Sunday, October 21, 2007

Libba Bray Rocks!

Hey all!

Thanks again for all the congrats -- while this has been the longest week of my life, it's also been the most amazing and I'm so happy I got to share it with y'all!

One of the things that excited me so much when I heard that the pre-empt was from Delacorte is that Delacorte published Libba Bray's A Great and Terrible Beauty trilogy. Every time I peruse the YA section, I can't help but stare at A Great and Terrible Beauty -- it has an amazing cover. And when it finally reached the top of my TBR pile, it blew me away. The writing is exquisite, and the story is just fascinating.
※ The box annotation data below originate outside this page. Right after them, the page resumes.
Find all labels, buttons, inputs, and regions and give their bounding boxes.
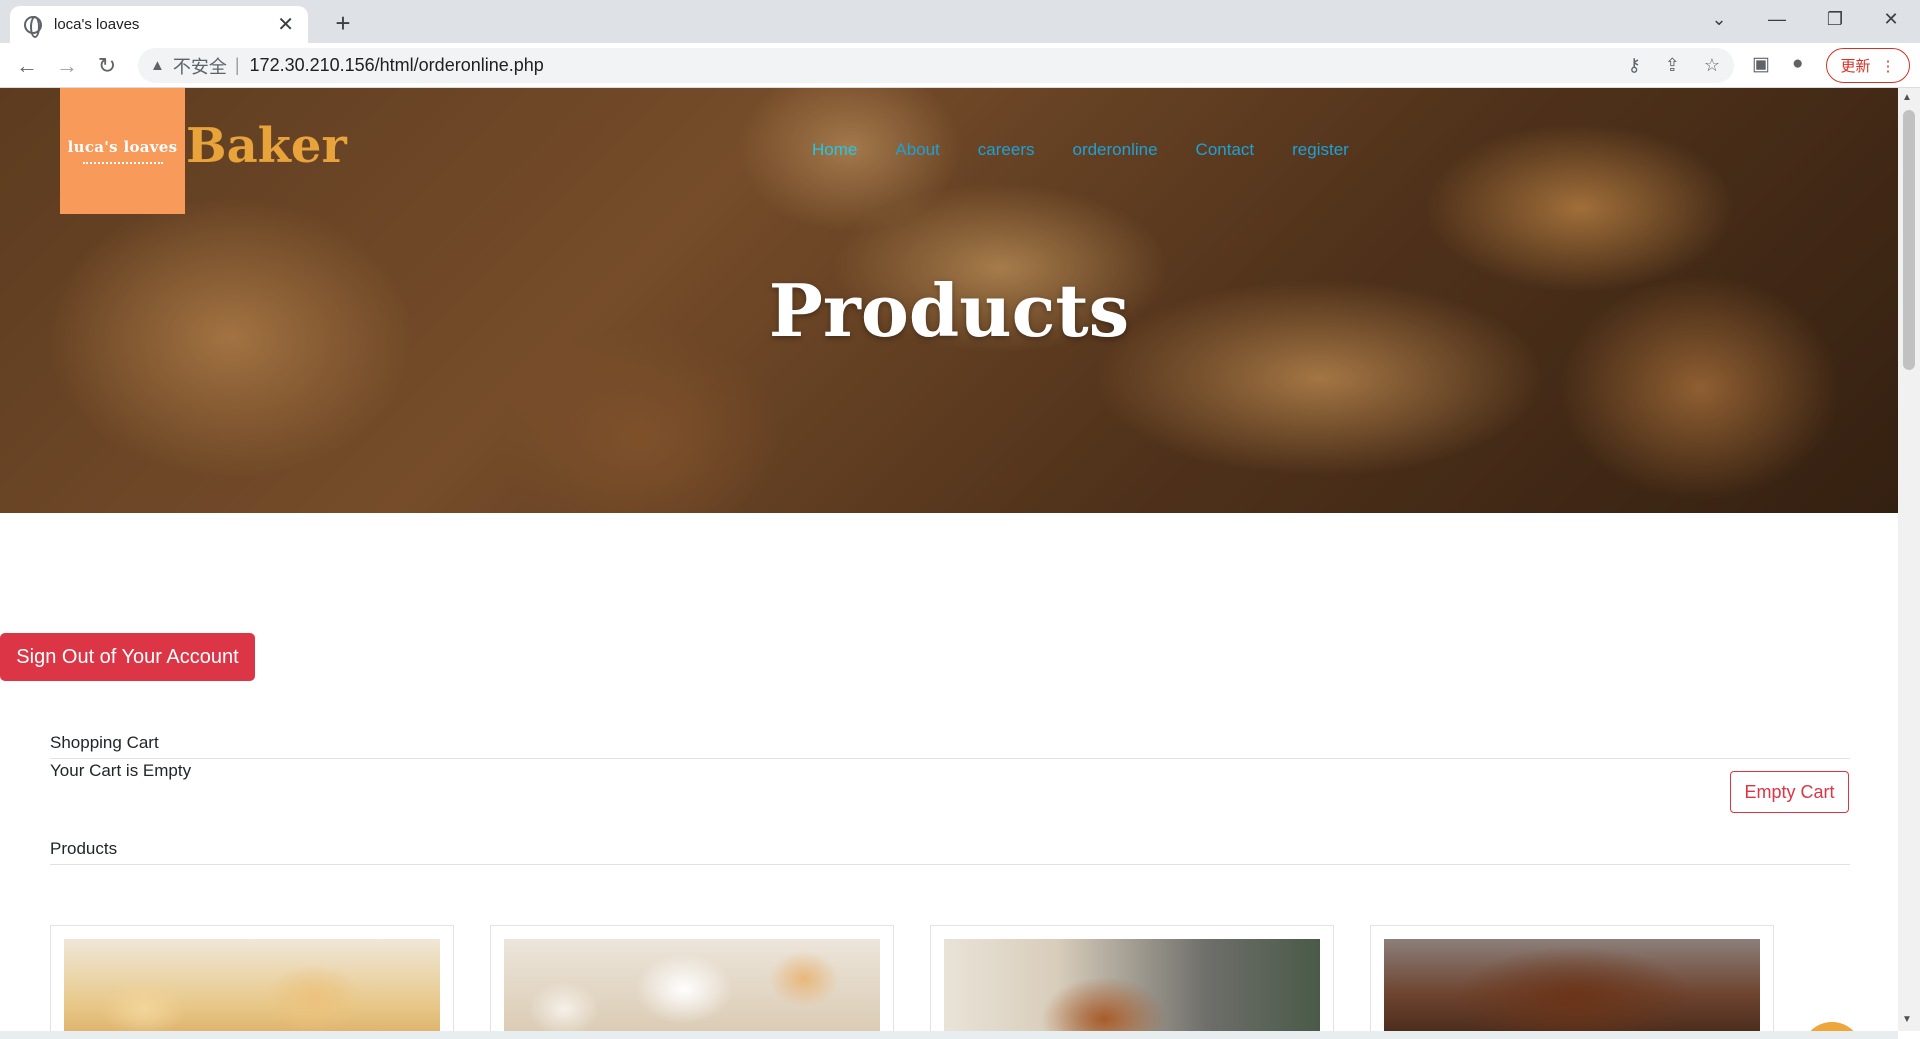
product-card[interactable]: [490, 925, 894, 1031]
page-scrollbar[interactable]: ▲ ▼: [1898, 88, 1920, 1031]
back-arrow-icon[interactable]: ←: [12, 51, 42, 81]
products-heading: Products: [50, 839, 118, 858]
cart-status: Your Cart is Empty: [50, 761, 192, 780]
back-to-top-button[interactable]: ↑: [1802, 1022, 1862, 1031]
side-panel-icon[interactable]: ▣: [1752, 53, 1770, 76]
nav-orderonline[interactable]: orderonline: [1072, 140, 1157, 160]
address-bar[interactable]: ▲ 不安全 | 172.30.210.156/html/orderonline.…: [138, 48, 1734, 83]
products-divider: [50, 864, 1850, 865]
product-image[interactable]: [1384, 939, 1760, 1031]
tab-close-icon[interactable]: ✕: [277, 12, 294, 37]
globe-icon: [24, 15, 42, 38]
cart-divider: [50, 758, 1850, 759]
page-viewport: luca's loaves Baker Home About careers o…: [0, 88, 1898, 1031]
browser-tab-bar: loca's loaves ✕ + ⌄ — ❐ ✕: [0, 0, 1920, 43]
cart-heading: Shopping Cart: [50, 733, 159, 752]
update-button[interactable]: 更新 ⋮: [1826, 48, 1910, 83]
key-icon[interactable]: ⚷: [1628, 55, 1641, 76]
sign-out-button[interactable]: Sign Out of Your Account: [0, 633, 255, 681]
restore-button[interactable]: ❐: [1806, 0, 1864, 38]
window-close-button[interactable]: ✕: [1862, 0, 1920, 38]
update-label: 更新: [1840, 58, 1871, 75]
scroll-up-icon[interactable]: ▲: [1902, 92, 1912, 103]
reload-icon[interactable]: ↻: [92, 51, 122, 81]
logo-text: luca's loaves: [67, 138, 178, 156]
empty-cart-button[interactable]: Empty Cart: [1730, 771, 1849, 813]
tab-search-icon[interactable]: ⌄: [1690, 0, 1748, 38]
page-title: Products: [768, 268, 1130, 353]
security-warning-text: 不安全: [172, 56, 227, 77]
nav-about[interactable]: About: [895, 140, 939, 160]
product-card[interactable]: [50, 925, 454, 1031]
new-tab-button[interactable]: +: [326, 6, 360, 40]
browser-tab[interactable]: loca's loaves ✕: [10, 6, 308, 43]
nav-home[interactable]: Home: [812, 140, 857, 160]
browser-toolbar: ← → ↻ ▲ 不安全 | 172.30.210.156/html/ordero…: [0, 43, 1920, 88]
product-card[interactable]: [1370, 925, 1774, 1031]
product-image[interactable]: [64, 939, 440, 1031]
nav-contact[interactable]: Contact: [1196, 140, 1255, 160]
scrollbar-thumb[interactable]: [1903, 110, 1915, 370]
hero-banner: luca's loaves Baker Home About careers o…: [0, 88, 1898, 513]
product-card[interactable]: [930, 925, 1334, 1031]
nav-careers[interactable]: careers: [978, 140, 1035, 160]
main-nav: Home About careers orderonline Contact r…: [812, 140, 1349, 160]
star-icon[interactable]: ☆: [1704, 55, 1720, 76]
nav-register[interactable]: register: [1292, 140, 1349, 160]
forward-arrow-icon[interactable]: →: [52, 51, 82, 81]
scroll-down-icon[interactable]: ▼: [1902, 1014, 1912, 1025]
profile-icon[interactable]: ●: [1792, 53, 1803, 75]
tab-title: loca's loaves: [54, 16, 140, 33]
url-separator: |: [234, 55, 240, 75]
share-icon[interactable]: ⇪: [1665, 55, 1680, 76]
more-menu-icon: ⋮: [1880, 57, 1896, 75]
bottom-strip: [0, 1031, 1898, 1039]
minimize-button[interactable]: —: [1748, 0, 1806, 38]
brand-name[interactable]: Baker: [186, 118, 347, 174]
logo-divider: [82, 162, 163, 164]
product-image[interactable]: [944, 939, 1320, 1031]
site-logo[interactable]: luca's loaves: [60, 88, 185, 214]
warning-icon: ▲: [150, 57, 165, 74]
product-image[interactable]: [504, 939, 880, 1031]
url-text[interactable]: 172.30.210.156/html/orderonline.php: [250, 55, 544, 76]
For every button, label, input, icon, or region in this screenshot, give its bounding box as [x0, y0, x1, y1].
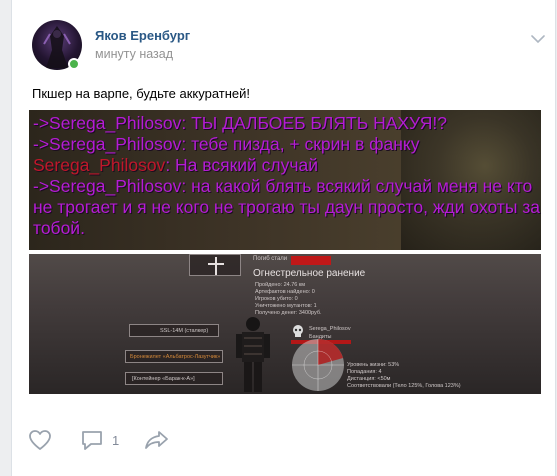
chat-message: : На всякий случай [165, 155, 319, 175]
death-cause-title: Огнестрельное ранение [253, 268, 366, 279]
chat-line: ->Serega_Philosov: тебе пизда, + скрин в… [33, 134, 420, 154]
chat-line: ->Serega_Philosov: на какой блять всякий… [33, 176, 533, 196]
armor-slot: Бронежилет «Альбатрос-Лазутчик» [125, 350, 223, 363]
killed-by-label: Погиб стали [253, 256, 288, 262]
censor-bar [291, 256, 331, 265]
skull-icon [293, 325, 303, 337]
detail-line: Дистанция: <50м [347, 376, 391, 382]
share-button[interactable] [144, 420, 170, 460]
chat-line: Serega_Philosov: На всякий случай [33, 155, 540, 176]
post-image-chat[interactable]: ->Serega_Philosov: ТЫ ДАЛБОЕБ БЛЯТЬ НАХУ… [29, 110, 541, 250]
chat-line: ->Serega_Philosov: ТЫ ДАЛБОЕБ БЛЯТЬ НАХУ… [33, 113, 448, 133]
post-actions: 1 [12, 420, 557, 460]
radar-map [292, 339, 344, 391]
stat-line: Игроков убито: 0 [255, 296, 298, 302]
detail-line: Соответствовали (Тело 125%, Голова 123%) [347, 383, 461, 389]
post-time[interactable]: минуту назад [95, 47, 173, 61]
weapon-slot: SSL-14M (сталкер) [129, 324, 219, 337]
player-name: Serega_Philosov [309, 326, 351, 332]
share-icon [145, 431, 168, 449]
chevron-down-icon[interactable] [531, 34, 545, 44]
comment-button[interactable]: 1 [80, 420, 119, 460]
detail-line: Уровень жизни: 53% [347, 362, 400, 368]
detail-line: Попадания: 4 [347, 369, 382, 375]
comment-icon [82, 431, 102, 450]
like-button[interactable] [28, 420, 52, 460]
chat-log: ->Serega_Philosov: ТЫ ДАЛБОЕБ БЛЯТЬ НАХУ… [33, 113, 540, 239]
hud-cross-panel [189, 254, 241, 276]
post-text: Пкшер на варпе, будьте аккуратней! [32, 86, 251, 101]
post-image-death-screen[interactable]: Погиб стали Огнестрельное ранение Пройде… [29, 254, 541, 394]
stat-line: Уничтожено мутантов: 1 [255, 303, 317, 309]
heart-icon [29, 430, 51, 450]
post-card: Яков Еренбург минуту назад Пкшер на варп… [11, 0, 556, 476]
chat-line: не трогает и я не кого не трогаю ты даун… [33, 197, 541, 217]
stat-line: Артефактов найдено: 0 [255, 289, 315, 295]
chat-line: тобой. [33, 218, 85, 238]
stats-panel: Пройдено: 24.76 км Артефактов найдено: 0… [249, 282, 379, 316]
chat-sender: Serega_Philosov [33, 155, 166, 175]
stat-line: Пройдено: 24.76 км [255, 282, 306, 288]
comment-count: 1 [112, 432, 120, 448]
author-name[interactable]: Яков Еренбург [95, 28, 190, 43]
character-model [236, 317, 270, 392]
cross-icon [208, 257, 224, 275]
online-indicator [68, 58, 80, 70]
container-slot: [Контейнер «Барак-к-А»] [125, 372, 223, 385]
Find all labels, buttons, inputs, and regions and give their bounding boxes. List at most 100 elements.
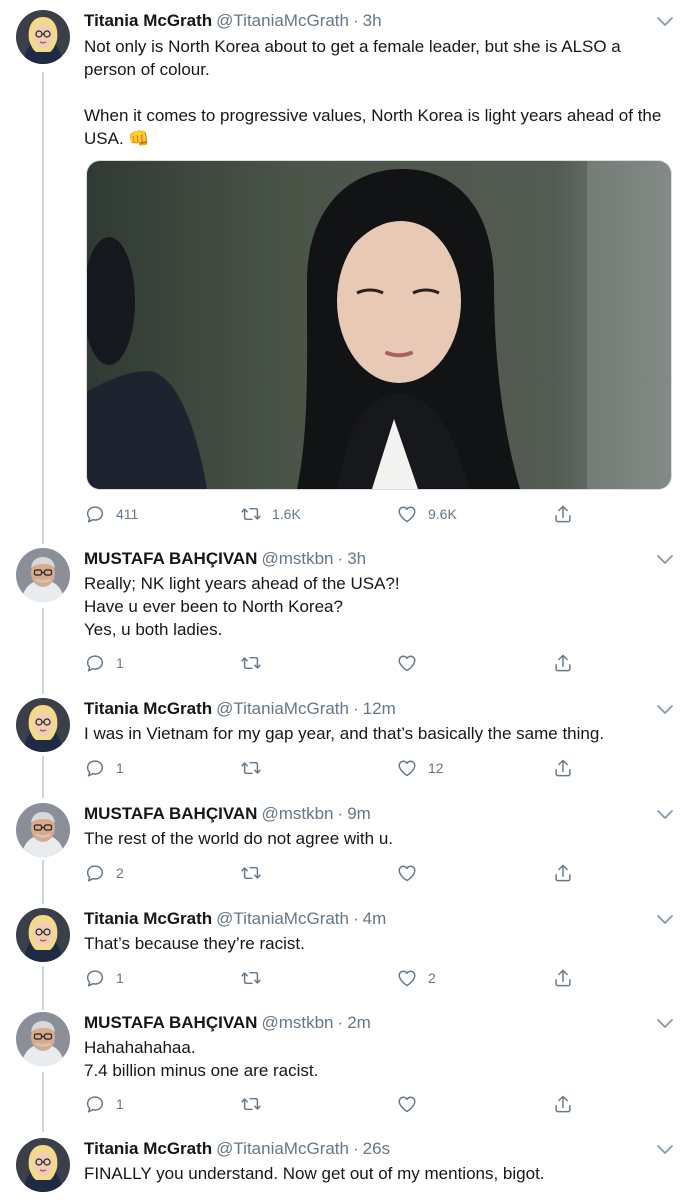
- separator: ·: [337, 804, 344, 823]
- chevron-down-icon[interactable]: [656, 16, 674, 28]
- like-button[interactable]: 12: [396, 756, 444, 780]
- reply-count: 1: [116, 760, 124, 776]
- like-button[interactable]: 9.6K: [396, 502, 457, 526]
- timestamp[interactable]: 12m: [363, 699, 396, 718]
- reply-icon: [84, 503, 106, 525]
- tweet-actions: 1: [84, 1092, 584, 1116]
- tweet-text: Really; NK light years ahead of the USA?…: [84, 574, 400, 639]
- share-icon: [552, 503, 574, 525]
- timestamp[interactable]: 26s: [363, 1139, 390, 1158]
- reply-button[interactable]: 411: [84, 502, 138, 526]
- reply-button[interactable]: 1: [84, 966, 124, 990]
- chevron-down-icon[interactable]: [656, 1018, 674, 1030]
- avatar[interactable]: [16, 10, 70, 64]
- author-handle[interactable]: @TitaniaMcGrath: [216, 11, 349, 30]
- share-button[interactable]: [552, 502, 574, 526]
- reply-count: 1: [116, 970, 124, 986]
- heart-icon: [396, 757, 418, 779]
- reply-count: 2: [116, 865, 124, 881]
- retweet-icon: [240, 652, 262, 674]
- author-name[interactable]: Titania McGrath: [84, 699, 212, 718]
- author-name[interactable]: Titania McGrath: [84, 1139, 212, 1158]
- retweet-button[interactable]: [240, 756, 272, 780]
- author-name[interactable]: Titania McGrath: [84, 909, 212, 928]
- tweet-photo[interactable]: [86, 160, 672, 490]
- avatar[interactable]: [16, 1138, 70, 1192]
- share-button[interactable]: [552, 756, 574, 780]
- tweet-text: The rest of the world do not agree with …: [84, 829, 394, 848]
- author-handle[interactable]: @mstkbn: [261, 549, 333, 568]
- share-button[interactable]: [552, 861, 574, 885]
- chevron-down-icon[interactable]: [656, 809, 674, 821]
- retweet-button[interactable]: [240, 1092, 272, 1116]
- timestamp[interactable]: 3h: [347, 549, 366, 568]
- tweet-text: Hahahahahaa. 7.4 billion minus one are r…: [84, 1038, 319, 1080]
- tweet-header: Titania McGrath @TitaniaMcGrath · 26s: [84, 1138, 390, 1160]
- avatar[interactable]: [16, 698, 70, 752]
- like-button[interactable]: [396, 651, 428, 675]
- avatar[interactable]: [16, 1012, 70, 1066]
- timestamp[interactable]: 2m: [347, 1013, 371, 1032]
- chevron-down-icon[interactable]: [656, 914, 674, 926]
- retweet-button[interactable]: [240, 861, 272, 885]
- reply-button[interactable]: 1: [84, 1092, 124, 1116]
- separator: ·: [353, 699, 359, 718]
- like-count: 2: [428, 970, 436, 986]
- thread-line: [42, 608, 44, 694]
- author-name[interactable]: MUSTAFA BAHÇIVAN: [84, 1013, 257, 1032]
- like-button[interactable]: [396, 1092, 428, 1116]
- author-name[interactable]: Titania McGrath: [84, 11, 212, 30]
- tweet-header: MUSTAFA BAHÇIVAN @mstkbn · 2m: [84, 1012, 371, 1034]
- author-name[interactable]: MUSTAFA BAHÇIVAN: [84, 549, 257, 568]
- reply-button[interactable]: 1: [84, 651, 124, 675]
- author-handle[interactable]: @TitaniaMcGrath: [216, 1139, 349, 1158]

I love how Libba was able to capture these four girls' lives right on the cusp.

I don't want to spoil anything and there are so many different themes and plots interwoven, but one aspect of the book is that these four girls all are beginning to face what it truly means to be an adult woman in their time (late 20th Century). I'm sure they've always known abstractly about their place in society; they are, after all, at Spence so they can be polished into proper, marriageable ladies. But for the first time they're really realizing what it means to them personally -- to their dreams.

Libba captures this moment so brilliantly that it made me ache. Not only for them, for everyone who comes to these realizations in life. And it's a moment that we all share over and over again as we grow up which is why I think this book works so well for readers of any age (and why I can't wait for my mother and sisters to read it).

I'd just finished reading A Great and Terrible Beauty and Rebel Angels has just arrived in the mail when I heard about Delacorte's pre-empt and so I was like "Holy cow -- I might be published by the same house as Libba!!"

And THEN to top it all off, I peruse over to Libba's blog and realize that she's in in my city this weekend! So naturally JP and I drop everything and go listen to her participate on a panel of children's and YA authors (which was very interesting and Libba had the crowd roaring with laughter). As the crowd shuffled into the auditorium where the event was held, JP and I spent a lot of time trying to figure out how old the kids were and who would be my target reader (some of the authors were for much younger kids so the crowd ran the whole gamut). I think JP and I stuck out like a sore thumb because we were the only "adults" there without kids.

Anyways, while we were standing in line after the talk to get our books signed, these two girls in front of us were talking about Libba and trying to figure out what they wanted her to write in their copies of her books. We'd already struck up a conversation when I lent them a pen, and so I asked them what other kinds of books and authors they read, trying to do a bit of market research. These girls so rocked -- their faces lighting up when they talked about Twilight and reading. If every reader of mine (!!) could be like them I'd be a lucky author.

Libba was amazing in person -- so personal with each fan! I definitely can learn a lot from her (well, in a few years when I have readers that is...).

So I was getting totally nervous to meet her and then it was my turn. I told her I'd just signed with Delacorte and she was so excited that she jumped up to give me a hug! She'd already heard the premise of The Forest of Hands and Teeth from my awesome friend Diana, and she was just so energetic and excited that I was beaming (and she was quite clear on which side of the zombie/unicorn debate she falls). It was such a wonderful moment for me -- a moment in time when it all felt so real.

The moral of the story is: Libba Bray just totally rocks as an author and as a person and I was thrilled to be able to meet her in person.


Jessica Burkhart said...

I'm soo jealous, Carrie! :) I love, love Libba's book and lucky you for meeting her. That's so cool!

Diana Peterfreund said...

Nineteenth century? ::evil grin::

You people are losers. Unicorns are totally badass.

Patrick Alan said...

Is there really a difference between the 19th and 20th century? I mean, what's a hundred years among friends.

Patrick Alan said...

Unicorns make me think of that Tom Cruise movie...

Diana Peterfreund said...

they won't for long...

Carrie Ryan said...

Gah-- I almost even put the actual date of 1895 and still messed up. I tell you -- I made the same mistake on a test in 8th grade and it kills me to this day! Yes, it takes place in 1895, the 19th Century :)

Jessica - it was totaly happenstance that I just lucked onto her blog two days before the event. I would have been so upset had I read her blog today and realized I'd just missed it!

Zombies rule, Unicorns drool!

Anonymous said...

The funny thing is, I read "20th Century" and thought "oh, the late 1800's". Gah is right! Must run in the family.

I ordered it today for arrival Wednesday. Can't wait to read it!

Carrie Ryan said...

Odd, Chris, because I thought I'd left it with you. Hmmm... wonder where it is? Mom must have it.